Upon arriving there, I did what every serious actor did in 1996: I went out and got a pager. It seemed absolutely necessary to manage the relentless schedule I anticipated for myself. So, with a pager in my hand, everything seemed to be falling into place. Now all I needed was my first acting job.

Cut to six months later. My savings were gone, my car engine had blown up, and my cat was so depressed he was licking out patches of his fur. My pager was still running on the knockoff battery included in the purchase, the kind that says Enerjizer or Doracell. Nothing had happened for me. Broke and depressed, I faced reality and looked for a day job, eventually becoming a receptionist.

I felt like a failure. The thought of quitting was constant. But I was too embarrassed to go back to St. Louis. I’d basically told everyone I was going to be this big star in Hollywood, and after almost a year I hadn’t booked a single job. I was humbled and humiliated.

Then one day something extraordinary happened. While wallowing in my depression with a giant bowl of Lucky Charms, I noticed the faintest vibration deep in the cushions of my couch. I hesitated, not wanting to get my hopes up, but instinctively knew it must be my pager. Overcome with anticipation, I fished around in the cushions and found it.

A number I didn’t recognize was flashing on the screen. Finally, after all the struggle, the years of dreaming, the scene study classes, the movement classes, the voice and speech work, my efforts were about to pay off. I had landed my first real acting job.

Was it a role in a Martin Scorsese film? A guest spot on “Seinfeld”? Not quite. My first acting job was in a sex education video for mental health patients. Yep, you read that right. Not quite the career milestone I’d imagined during my formative years in acting school, but it was a start. Finally.

The scene was shot in an apartment bathroom. I wore my own clothes and did my own makeup. I played a girl preparing to go on a date. While getting ready, my older sister entered the bathroom, and we exchanged the following riveting dialogue:

SISTER: Wow, you’re spending a lot of time getting ready. You must really like this guy. Are you bringing protection?

ME: Protection? Protection from what?

SISTER: If you plan to become sexually active, you’ll need protection from pregnancy and sexually transmitted diseases.

Apparently my character had never spent much time in this bathroom, because at this point, the sister opened a drawer and revealed every type of contraceptive device ever invented (even an IUD, which actually has to be implanted by a gynecologist).

She held up each one and described how it worked, while I listened very earnestly and nodded my head. Then, at the end, I got to say, “Thanks, Sis! I’m glad I know how to protect myself.”

We shot the scene in two hours. I was paid $100.

Not much changed after this masterpiece.
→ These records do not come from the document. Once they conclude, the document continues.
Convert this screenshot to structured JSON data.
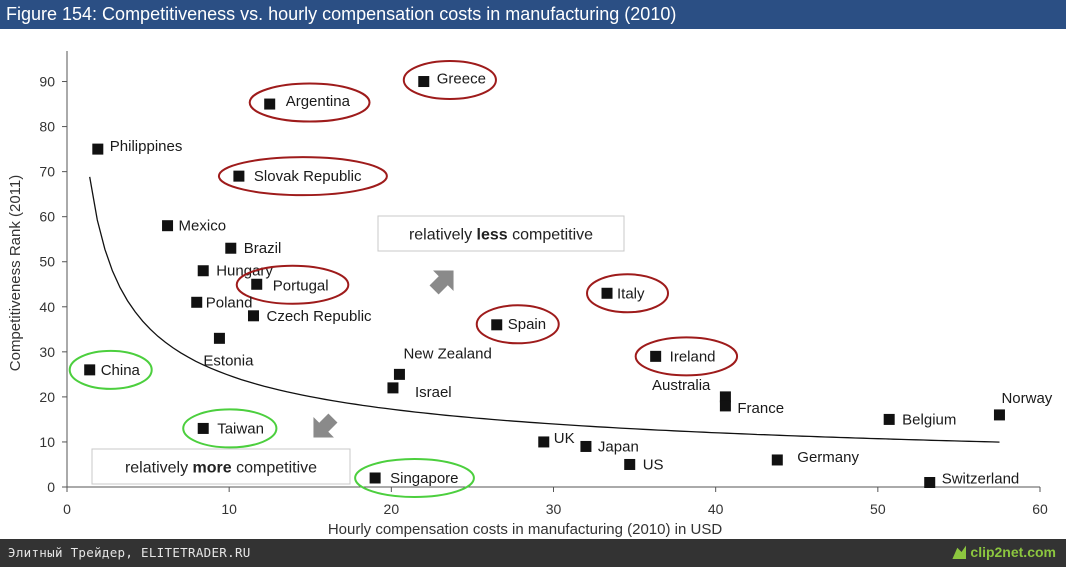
{
  "window": {
    "title": "Figure 154: Competitiveness vs. hourly compensation costs in manufacturing (2010)"
  },
  "footer": {
    "source": "Элитный Трейдер, ELITETRADER.RU",
    "brand": "clip2net.com"
  },
  "chart_data": {
    "type": "scatter",
    "title": "Figure 154: Competitiveness vs. hourly compensation costs in manufacturing (2010)",
    "xlabel": "Hourly compensation costs in manufacturing (2010) in USD",
    "ylabel": "Competitiveness Rank (2011)",
    "xlim": [
      0,
      60
    ],
    "ylim": [
      0,
      95
    ],
    "xticks": [
      0,
      10,
      20,
      30,
      40,
      50,
      60
    ],
    "yticks": [
      0,
      10,
      20,
      30,
      40,
      50,
      60,
      70,
      80,
      90
    ],
    "grid": false,
    "points": [
      {
        "label": "Greece",
        "x": 22.0,
        "y": 90,
        "highlight": "red"
      },
      {
        "label": "Argentina",
        "x": 12.5,
        "y": 85,
        "highlight": "red"
      },
      {
        "label": "Philippines",
        "x": 1.9,
        "y": 75,
        "highlight": "none"
      },
      {
        "label": "Slovak Republic",
        "x": 10.6,
        "y": 69,
        "highlight": "red"
      },
      {
        "label": "Mexico",
        "x": 6.2,
        "y": 58,
        "highlight": "none"
      },
      {
        "label": "Brazil",
        "x": 10.1,
        "y": 53,
        "highlight": "none"
      },
      {
        "label": "Hungary",
        "x": 8.4,
        "y": 48,
        "highlight": "none"
      },
      {
        "label": "Portugal",
        "x": 11.7,
        "y": 45,
        "highlight": "red"
      },
      {
        "label": "Poland",
        "x": 8.0,
        "y": 41,
        "highlight": "none"
      },
      {
        "label": "Czech Republic",
        "x": 11.5,
        "y": 38,
        "highlight": "none"
      },
      {
        "label": "Estonia",
        "x": 9.4,
        "y": 33,
        "highlight": "none"
      },
      {
        "label": "China",
        "x": 1.4,
        "y": 26,
        "highlight": "green"
      },
      {
        "label": "New Zealand",
        "x": 20.5,
        "y": 25,
        "highlight": "none"
      },
      {
        "label": "Israel",
        "x": 20.1,
        "y": 22,
        "highlight": "none"
      },
      {
        "label": "Spain",
        "x": 26.5,
        "y": 36,
        "highlight": "red"
      },
      {
        "label": "Italy",
        "x": 33.3,
        "y": 43,
        "highlight": "red"
      },
      {
        "label": "Ireland",
        "x": 36.3,
        "y": 29,
        "highlight": "red"
      },
      {
        "label": "Australia",
        "x": 40.6,
        "y": 20,
        "highlight": "none"
      },
      {
        "label": "France",
        "x": 40.6,
        "y": 18,
        "highlight": "none"
      },
      {
        "label": "Taiwan",
        "x": 8.4,
        "y": 13,
        "highlight": "green"
      },
      {
        "label": "UK",
        "x": 29.4,
        "y": 10,
        "highlight": "none"
      },
      {
        "label": "Japan",
        "x": 32.0,
        "y": 9,
        "highlight": "none"
      },
      {
        "label": "US",
        "x": 34.7,
        "y": 5,
        "highlight": "none"
      },
      {
        "label": "Germany",
        "x": 43.8,
        "y": 6,
        "highlight": "none"
      },
      {
        "label": "Singapore",
        "x": 19.0,
        "y": 2,
        "highlight": "green"
      },
      {
        "label": "Belgium",
        "x": 50.7,
        "y": 15,
        "highlight": "none"
      },
      {
        "label": "Norway",
        "x": 57.5,
        "y": 16,
        "highlight": "none"
      },
      {
        "label": "Switzerland",
        "x": 53.2,
        "y": 1,
        "highlight": "none"
      }
    ],
    "trend_curve": {
      "type": "power",
      "a": 82,
      "b": -0.52,
      "x_from": 1.4,
      "x_to": 57.5
    },
    "annotations": [
      {
        "prefix": "relatively ",
        "bold": "less",
        "suffix": " competitive",
        "arrow": "up-right"
      },
      {
        "prefix": "relatively ",
        "bold": "more",
        "suffix": " competitive",
        "arrow": "down-left"
      }
    ],
    "colors": {
      "marker": "#111111",
      "highlight_red": "#9e1b1b",
      "highlight_green": "#4ccf3e",
      "arrow": "#8a8a8a"
    }
  }
}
I saw it. I was fine. I was told it was shown to mental health patients upon their release from the hospital. It was good tape for my reel.
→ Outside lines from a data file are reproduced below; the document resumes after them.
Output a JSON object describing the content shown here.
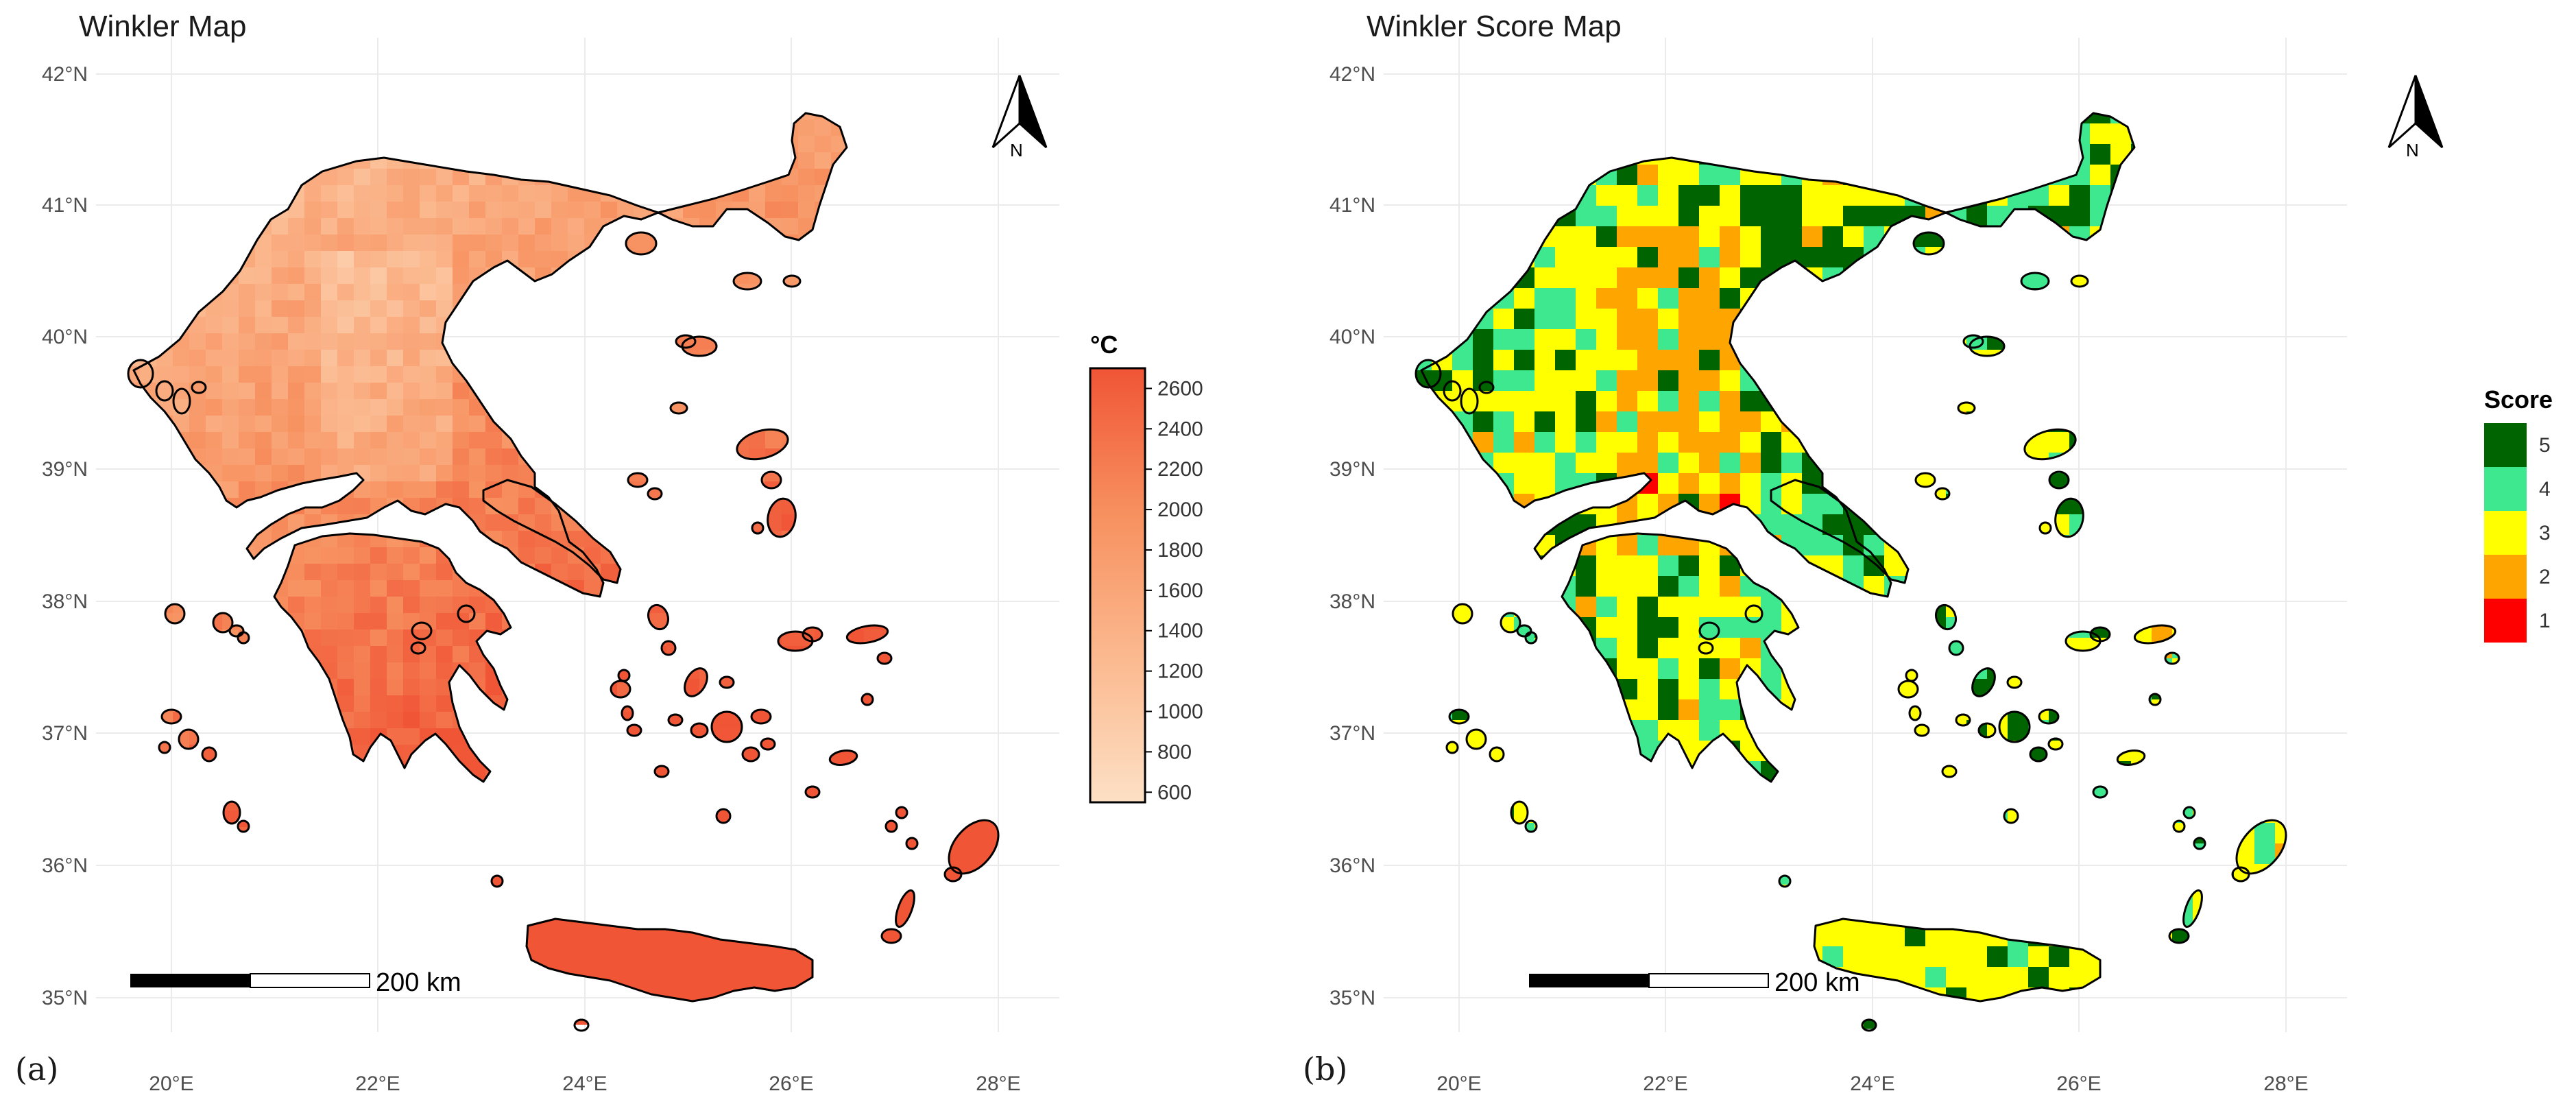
{
  "figure": {
    "panels": [
      {
        "id": "a",
        "letter": "(a)",
        "title": "Winkler Map",
        "legend": {
          "type": "continuous",
          "title": "°C",
          "ticks": [
            "2600",
            "2400",
            "2200",
            "2000",
            "1800",
            "1600",
            "1400",
            "1200",
            "1000",
            "800",
            "600"
          ],
          "range": [
            550,
            2700
          ],
          "colors": [
            "#fde0c5",
            "#fbb98f",
            "#f7905f",
            "#f05536"
          ]
        }
      },
      {
        "id": "b",
        "letter": "(b)",
        "title": "Winkler Score Map",
        "legend": {
          "type": "categorical",
          "title": "Score",
          "items": [
            {
              "label": "5",
              "color": "#006400"
            },
            {
              "label": "4",
              "color": "#3ee88f"
            },
            {
              "label": "3",
              "color": "#ffff00"
            },
            {
              "label": "2",
              "color": "#ffa500"
            },
            {
              "label": "1",
              "color": "#ff0000"
            }
          ]
        }
      }
    ],
    "axes": {
      "lat_labels": [
        "42°N",
        "41°N",
        "40°N",
        "39°N",
        "38°N",
        "37°N",
        "36°N",
        "35°N"
      ],
      "lon_labels": [
        "20°E",
        "22°E",
        "24°E",
        "26°E",
        "28°E"
      ]
    },
    "scale_bar": "200 km",
    "north_arrow": "N"
  }
}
I went back to the grind, struggling in odd jobs to support the occasional audition. (Yes, I finally had gotten a fresh battery for my pager!) There were more milestones to keep me going. Getting my first callback, my first agent, my union card. Until I was eventually working steadily.

But I’ll never forget “Protection? Protection from what?” It’s not beautiful; two questions, four words. But it was important to me; it gave me the courage to keep going, to stay in Los Angeles and chase my dream.

Until eight years later, when I eventually got to say a line that would change my life forever: “Dunder Mifflin, this is Pam.”